More than half (56%) of workers surveyed cited pay and bonus as among the top factors that would be most important to them when considering whether to jump to a new employer, followed by health benefits (39%), job security (33%), flexible work arrangements (31%) and retirement benefits (29%), according to a report from global advisory firm Willis Towers Watson (WTW). Pay and bonus was also the top factor cited by workers as among the most important reasons to stay with their current employer, followed by job security, health benefits, flexible work arrangements and work that provides a "sense of purpose."
A rising percentage — nearly half — of employees surveyed said their company’s retirement (47%) and healthcare plans (48%) were an important reason they decided to work for their current employers, compared with less than a third (29%) that cited the plans in 2015, according to the report.
Well over half of the employees (60%) cited their employers’ retirement and healthcare benefits as an important reason for sticking with their current company, up from 48% who cited retirement in 2019 and just 54% who cited healthcare, in both cases marking a more than decade high in the benefits’ role in retaining workers.
Attracting and retaining employees are key issues for many CFOs who are facing the tightest labor market in decades while also fighting rising costs on other fronts as inflation has soared to a four-decade high. Many finance chiefs are aiming to hold on to employees this year by giving them raises above 3% but that may not be enough as inflation outpaces pay gains, experts say.
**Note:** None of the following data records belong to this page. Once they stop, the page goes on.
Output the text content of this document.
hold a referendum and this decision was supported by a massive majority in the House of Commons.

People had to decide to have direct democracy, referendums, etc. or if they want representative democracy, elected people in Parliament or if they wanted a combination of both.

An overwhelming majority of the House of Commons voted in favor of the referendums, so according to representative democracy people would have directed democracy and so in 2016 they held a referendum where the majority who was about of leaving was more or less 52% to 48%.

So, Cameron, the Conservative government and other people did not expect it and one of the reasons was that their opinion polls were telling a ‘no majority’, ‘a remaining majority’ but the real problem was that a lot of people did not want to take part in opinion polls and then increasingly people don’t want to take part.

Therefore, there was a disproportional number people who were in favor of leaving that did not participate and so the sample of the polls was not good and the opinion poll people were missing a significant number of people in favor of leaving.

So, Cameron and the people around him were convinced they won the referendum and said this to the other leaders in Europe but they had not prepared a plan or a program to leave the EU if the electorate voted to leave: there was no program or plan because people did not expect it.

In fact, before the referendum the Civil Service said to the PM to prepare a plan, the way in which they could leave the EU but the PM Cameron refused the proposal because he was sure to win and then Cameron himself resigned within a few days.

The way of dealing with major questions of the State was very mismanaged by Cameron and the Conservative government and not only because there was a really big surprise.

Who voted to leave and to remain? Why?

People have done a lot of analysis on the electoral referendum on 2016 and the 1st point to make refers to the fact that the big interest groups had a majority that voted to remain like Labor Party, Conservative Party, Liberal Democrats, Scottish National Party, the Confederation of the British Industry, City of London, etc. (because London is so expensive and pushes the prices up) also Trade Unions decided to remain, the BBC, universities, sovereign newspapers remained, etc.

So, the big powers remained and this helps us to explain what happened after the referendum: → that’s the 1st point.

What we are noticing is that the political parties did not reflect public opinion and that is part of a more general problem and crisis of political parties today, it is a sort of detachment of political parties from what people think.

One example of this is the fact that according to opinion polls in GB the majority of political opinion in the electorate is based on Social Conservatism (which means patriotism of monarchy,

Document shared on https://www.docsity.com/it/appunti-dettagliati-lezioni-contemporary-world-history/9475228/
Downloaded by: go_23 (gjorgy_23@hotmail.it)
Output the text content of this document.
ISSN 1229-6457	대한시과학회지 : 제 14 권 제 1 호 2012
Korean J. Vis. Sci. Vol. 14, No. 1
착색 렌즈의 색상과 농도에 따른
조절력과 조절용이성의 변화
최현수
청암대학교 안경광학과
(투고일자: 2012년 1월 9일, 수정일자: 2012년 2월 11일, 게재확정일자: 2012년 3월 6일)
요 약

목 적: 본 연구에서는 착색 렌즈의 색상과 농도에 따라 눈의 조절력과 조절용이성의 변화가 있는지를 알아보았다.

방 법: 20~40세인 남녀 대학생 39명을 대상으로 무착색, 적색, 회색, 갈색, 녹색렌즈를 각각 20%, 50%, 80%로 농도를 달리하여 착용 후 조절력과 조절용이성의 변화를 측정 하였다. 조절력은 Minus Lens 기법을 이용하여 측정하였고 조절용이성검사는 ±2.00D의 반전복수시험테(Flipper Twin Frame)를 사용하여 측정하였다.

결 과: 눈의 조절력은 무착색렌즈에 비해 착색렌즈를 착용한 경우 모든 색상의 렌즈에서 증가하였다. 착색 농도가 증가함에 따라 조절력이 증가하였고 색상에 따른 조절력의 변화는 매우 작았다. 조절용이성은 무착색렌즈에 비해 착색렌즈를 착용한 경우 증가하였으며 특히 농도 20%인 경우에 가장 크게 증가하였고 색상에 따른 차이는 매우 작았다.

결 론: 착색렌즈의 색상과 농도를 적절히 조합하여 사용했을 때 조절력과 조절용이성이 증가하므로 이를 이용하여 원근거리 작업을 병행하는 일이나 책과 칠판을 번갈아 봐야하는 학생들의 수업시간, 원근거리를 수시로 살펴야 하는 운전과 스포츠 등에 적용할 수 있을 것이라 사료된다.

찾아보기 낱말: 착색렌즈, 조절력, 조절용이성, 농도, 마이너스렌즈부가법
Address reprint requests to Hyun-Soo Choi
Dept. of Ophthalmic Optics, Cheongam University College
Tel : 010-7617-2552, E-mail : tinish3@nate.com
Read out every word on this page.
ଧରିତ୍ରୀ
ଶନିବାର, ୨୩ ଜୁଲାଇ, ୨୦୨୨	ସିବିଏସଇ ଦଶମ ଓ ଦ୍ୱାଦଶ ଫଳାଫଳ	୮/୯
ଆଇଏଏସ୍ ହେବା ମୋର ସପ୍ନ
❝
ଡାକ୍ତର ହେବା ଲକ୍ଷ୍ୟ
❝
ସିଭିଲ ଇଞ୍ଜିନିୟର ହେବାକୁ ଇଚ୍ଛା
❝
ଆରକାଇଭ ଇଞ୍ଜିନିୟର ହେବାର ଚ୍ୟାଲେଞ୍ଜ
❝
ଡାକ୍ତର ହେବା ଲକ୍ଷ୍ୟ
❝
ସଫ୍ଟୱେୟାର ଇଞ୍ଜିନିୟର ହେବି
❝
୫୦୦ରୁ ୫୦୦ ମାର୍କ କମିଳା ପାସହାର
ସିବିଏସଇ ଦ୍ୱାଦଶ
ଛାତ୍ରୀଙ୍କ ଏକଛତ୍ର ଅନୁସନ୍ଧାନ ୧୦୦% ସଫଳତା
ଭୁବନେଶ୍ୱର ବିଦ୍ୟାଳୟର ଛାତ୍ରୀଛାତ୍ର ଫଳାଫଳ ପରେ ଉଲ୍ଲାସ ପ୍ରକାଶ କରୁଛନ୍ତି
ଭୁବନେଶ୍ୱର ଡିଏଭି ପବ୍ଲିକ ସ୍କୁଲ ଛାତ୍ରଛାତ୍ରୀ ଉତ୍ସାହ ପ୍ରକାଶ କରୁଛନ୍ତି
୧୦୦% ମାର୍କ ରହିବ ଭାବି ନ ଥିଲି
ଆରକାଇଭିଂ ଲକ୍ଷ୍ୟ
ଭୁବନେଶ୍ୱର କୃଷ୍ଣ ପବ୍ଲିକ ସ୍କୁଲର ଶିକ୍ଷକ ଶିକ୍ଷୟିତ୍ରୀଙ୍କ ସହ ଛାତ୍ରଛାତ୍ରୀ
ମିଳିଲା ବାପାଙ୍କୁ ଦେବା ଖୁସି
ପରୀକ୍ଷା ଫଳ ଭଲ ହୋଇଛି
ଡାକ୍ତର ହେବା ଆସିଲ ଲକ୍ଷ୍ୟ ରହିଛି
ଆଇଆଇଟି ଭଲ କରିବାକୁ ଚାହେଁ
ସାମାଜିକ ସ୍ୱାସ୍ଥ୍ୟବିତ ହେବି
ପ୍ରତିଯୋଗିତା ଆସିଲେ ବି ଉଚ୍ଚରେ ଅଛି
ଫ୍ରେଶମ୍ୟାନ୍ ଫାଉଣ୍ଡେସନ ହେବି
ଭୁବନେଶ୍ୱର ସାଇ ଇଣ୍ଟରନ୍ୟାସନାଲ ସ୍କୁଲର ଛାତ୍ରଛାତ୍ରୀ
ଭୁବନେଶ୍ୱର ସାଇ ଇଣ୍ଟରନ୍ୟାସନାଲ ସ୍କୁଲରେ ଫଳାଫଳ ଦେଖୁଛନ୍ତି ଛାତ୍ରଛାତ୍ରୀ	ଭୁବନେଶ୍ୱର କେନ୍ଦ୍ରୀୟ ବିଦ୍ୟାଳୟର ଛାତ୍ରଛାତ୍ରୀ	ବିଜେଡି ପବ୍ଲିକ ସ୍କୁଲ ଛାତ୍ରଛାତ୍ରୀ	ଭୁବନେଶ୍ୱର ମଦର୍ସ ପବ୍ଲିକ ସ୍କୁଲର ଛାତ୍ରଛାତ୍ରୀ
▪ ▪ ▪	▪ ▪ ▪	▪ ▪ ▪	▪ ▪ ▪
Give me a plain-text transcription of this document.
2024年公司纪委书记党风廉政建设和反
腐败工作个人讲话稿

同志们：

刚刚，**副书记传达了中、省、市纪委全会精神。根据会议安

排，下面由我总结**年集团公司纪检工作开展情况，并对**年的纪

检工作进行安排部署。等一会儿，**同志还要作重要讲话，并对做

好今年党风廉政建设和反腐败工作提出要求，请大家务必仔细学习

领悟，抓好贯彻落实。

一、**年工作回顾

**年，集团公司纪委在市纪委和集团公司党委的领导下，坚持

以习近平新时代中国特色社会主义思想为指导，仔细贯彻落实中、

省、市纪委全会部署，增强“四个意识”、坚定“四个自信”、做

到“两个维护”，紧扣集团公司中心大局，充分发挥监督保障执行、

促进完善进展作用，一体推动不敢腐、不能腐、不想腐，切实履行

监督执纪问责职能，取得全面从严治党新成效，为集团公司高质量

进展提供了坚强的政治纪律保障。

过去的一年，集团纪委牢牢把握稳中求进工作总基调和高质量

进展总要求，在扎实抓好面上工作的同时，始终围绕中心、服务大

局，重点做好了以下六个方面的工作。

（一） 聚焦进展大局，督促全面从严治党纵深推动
While employees still see pay as the most “compelling reason to stay or leave a company, health and retirement benefits have become a much more significant factor in their decision-making process,” Monica Martin, senior director, retirement, at WTW, said in a statement. “In this tight labor market, organizations that understand the importance that employees place on these core benefits and that provide highly valued benefit programs can differentiate themselves in their effort to become an employer of choice.”
Some of the top retirement options cited by respondents as offerings that would be most helpful to employees included: a guaranteed retirement benefit (cited by 62%), more generous retirement benefits generally (58%), retiree medical benefits (53%) and flexibility to use retirement monies for short-term needs (37%).
Of the top options that would most improve flexible work arrangements respondents cited more generous paid time off and sick leave (50%), the option to work from home/anywhere (47%), the option to select when work occurs (45%) and policies that respect personal time outside of work (35%).
Respondents asked which health-related benefits would most help them cited a generally more generous healthcare plan (46%), health screenings and risk assessments (42%) and a more generous dental plan (37%). And nearly half of employees (46%) said they would give up higher pay for a more generous healthcare plan versus 36% in 2020.
The 2022 Global Benefits Attitudes Survey queried 9,600 U.S. employees from large and midsize private companies across a range of industries from December through January.